90°F in La Jolla? Sweet... except that it's already November. Not that I mind, but it would have been nice to have this be the other way around, where summer was actually summer and now to be autumn. It's like we're in the southern hemisphere!

Looks like the Sungod statue is happy as well!
I know that many phenological records we have today are from long time observations of many individuals taking time to painstakingly write down information about the species they have observed. This is exemplified by the paper that Lizzie gave me on Tuesday to peruse, called Gates' Phenological Records of 132 Plants at Manhattan, Kansas as transcribed by Lloyd C. Hulbert. In it, Hulbert talks about how most of the records started in 1929 by Dr. Gates were “...of plants around his home or seen when walking between his home and Dickens Hall on the KSU campus, a distance of about three-fourths mile” and he continued to do so until his death in 1955. Due to Gates' dedication to recording the flowering times of the species he observed, Hulbert later writes that maybe the reader will also wish to record phenological data and in doing so, can contribute useful knowledge while enjoying oneself.

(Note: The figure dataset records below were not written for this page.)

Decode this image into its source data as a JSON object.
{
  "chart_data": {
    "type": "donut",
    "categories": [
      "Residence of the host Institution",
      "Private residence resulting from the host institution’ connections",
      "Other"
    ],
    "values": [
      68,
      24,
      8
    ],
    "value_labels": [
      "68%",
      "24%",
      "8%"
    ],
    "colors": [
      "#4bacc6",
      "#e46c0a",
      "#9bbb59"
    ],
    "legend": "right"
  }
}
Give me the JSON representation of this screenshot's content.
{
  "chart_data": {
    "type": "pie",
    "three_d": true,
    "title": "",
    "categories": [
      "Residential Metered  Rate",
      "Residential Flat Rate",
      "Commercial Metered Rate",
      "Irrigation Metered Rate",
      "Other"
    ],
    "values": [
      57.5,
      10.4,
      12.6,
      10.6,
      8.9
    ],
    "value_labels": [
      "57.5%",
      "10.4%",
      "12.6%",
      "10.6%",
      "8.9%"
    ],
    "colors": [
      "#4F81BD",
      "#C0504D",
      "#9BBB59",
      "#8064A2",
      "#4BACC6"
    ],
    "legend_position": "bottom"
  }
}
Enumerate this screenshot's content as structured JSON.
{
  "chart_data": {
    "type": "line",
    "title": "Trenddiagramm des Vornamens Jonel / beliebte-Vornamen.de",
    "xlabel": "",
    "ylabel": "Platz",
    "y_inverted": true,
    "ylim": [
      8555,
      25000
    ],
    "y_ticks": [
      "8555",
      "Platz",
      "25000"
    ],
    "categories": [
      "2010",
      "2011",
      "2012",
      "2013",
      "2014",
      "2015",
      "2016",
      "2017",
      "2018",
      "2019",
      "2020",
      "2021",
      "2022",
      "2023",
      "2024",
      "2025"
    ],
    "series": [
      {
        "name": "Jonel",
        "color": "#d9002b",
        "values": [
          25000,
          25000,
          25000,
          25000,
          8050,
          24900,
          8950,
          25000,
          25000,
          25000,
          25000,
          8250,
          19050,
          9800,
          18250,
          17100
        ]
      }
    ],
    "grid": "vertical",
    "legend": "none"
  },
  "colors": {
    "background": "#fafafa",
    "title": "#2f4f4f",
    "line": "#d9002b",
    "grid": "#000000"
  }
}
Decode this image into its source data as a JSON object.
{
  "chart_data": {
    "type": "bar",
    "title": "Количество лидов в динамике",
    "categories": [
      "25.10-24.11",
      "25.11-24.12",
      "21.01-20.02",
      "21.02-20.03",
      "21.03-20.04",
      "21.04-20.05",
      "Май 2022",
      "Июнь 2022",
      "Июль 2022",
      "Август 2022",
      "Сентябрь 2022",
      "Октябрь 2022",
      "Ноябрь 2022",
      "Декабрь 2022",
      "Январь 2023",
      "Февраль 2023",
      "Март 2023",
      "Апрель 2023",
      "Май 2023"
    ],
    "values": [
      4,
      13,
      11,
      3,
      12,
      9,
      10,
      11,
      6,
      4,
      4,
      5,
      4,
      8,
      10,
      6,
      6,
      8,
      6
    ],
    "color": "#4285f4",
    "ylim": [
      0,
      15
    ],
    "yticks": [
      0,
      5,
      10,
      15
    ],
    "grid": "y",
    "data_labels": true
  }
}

Also accompanying this paper is an index of all plant species that Gates encountered and recorded, along with tables of flowering dates in conjunction to the year it was observed. The following picture should be able to illustrate what are on the tables:

Handy-dandy ruler
What I have been doing with the tables are going through each individual species listed and writing down the corresponding month, day, and year in which the species first flowered. 7 complete tables and 1450 entries later, I have to say that this is slightly eyestraining work, mostly because the tick marks that indicate the date are small, along with the years that are written down. At times, I take breaks and move my eyes around to prevent them from becoming stuck (if that's possible). The good thing about this is that I can easily fall into a routine and finish at a fairly even and rapid pace, so pretty soon, we should be able to create graphs from the data input in the excel sheet.